As you can see, it’s the “hidden or masked” costs which can be the “gotcha” in overall TCO – as the legal eagles often say,“buyer beware”.

So, cost is one thing and from the table above, you can see that Snowflake offers a transparent way of managing those – but what else?

Traditional RDBMS’s have their limitations when it comes to Data & Analytics…

It’s hard to know where to start but the developers at Snowflake sat down a few years ago and “re-imagined” what an enterprise/big data warehouse/data lake/data hub in the cloud should look like. To do that, they looked at why every architecture prior had its shortcomings and then set about addressing that with a new architecture built not only specifically for the cloud but also particularly for Data & Analytics workloads.

Here are some of the key elements of Snowflake’sarchitecture that give them the tag of “disruptor”.

Separate Storage & Compute: The 1st piece of the puzzle was to separate storage from compute. This simple concept created a number of distinct advantages. No more expensive 24×7 appliances” which require large up-front commitments to meet peak processing requirements. Now, you can scale automatically or as required for different workloads and not worry about concurrency/contention/down time. “Pay by the second” usage means your costs are optimised to exactly what you need. Cheap storage (e.g. AWS S3, Azure Blob, GCP Cloud Storage) is leveraged to also minimise your costs. Separate compute also removes the need to provision separate dev/test environments.

Native SQL: The 2nd piece was to use the de-facto data warehousing language (SQL). This makes Snowflake instantly accessible to most of the major toolsets in use today and a distinct advantage over proprietary mechanisms or other approaches like the Hadoop ecosystem (eg. Map/Reduce). The ready availability of SQL skills means minimal time to onboard new people. New data types have been introduced to make semi-structured data like JSON, Parquet, etc also accessible via simple SQL statements. This is quite a powerful concept for today’s IoT use cases which often feature streaming JSON/Parquet/XML formats. Format changes (eg.new columns) are also handled “gracefully” so that your data pipelines don’t break.

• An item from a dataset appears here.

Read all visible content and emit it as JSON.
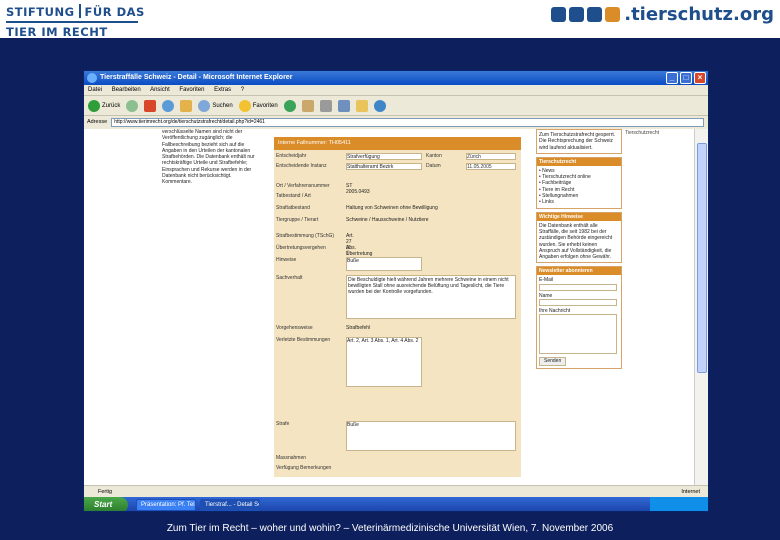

Zero Management: As a fully managed SaaS and some intelligent data profiling/indexing on data ingestion, they’ve removed the need for specialised DBAs and people trying to tune complex query plans. That allows you to get on with the data warehousing and not worry about all that admin overhead.

Time Travel (DRP): This is my personal favourite. Anybody who’s done data warehousing in anger will know the sinking feeling of having just committed the “drop table” command on the production database. Because all data changes in Snowflake are effectively logged as SCD-2’s (i.e. logical deletes, not physical deletes), it is child’s play to type in the undrop table” command and see all your wonderfully restored data on the executive dashboard before anybody has even noticed. This convenient feature makes it also very easy to take snapshots in time for whatever reason you have with minimal storage overheads. A copy is just a copy of the pointers to the production data (i.e. metadata (not data) is replicated). The most common usage is production snapshots for load/performance testing – just take a copy, do your test, delete the copy.

As with any good product, new features are being added to Snowflake all the time. A recent example is sharing data with other Snowflake users via the Time Travel mechanism which negates the need to replicate the data. Add this to the recent Snowflake on Azure and Google GCP and you have the capability to implement a multi-vendor cloud strategy with data redundancy (via data sharing) to your data lake/warehouse/hub as well.

All of the above, add to a compelling argument as to, why would you continue data warehousing on outdated, expensive and hard to maintain OLTP architectures when you could be out there adding business value today and into the future on purpose built, native cloud OLAP architecture.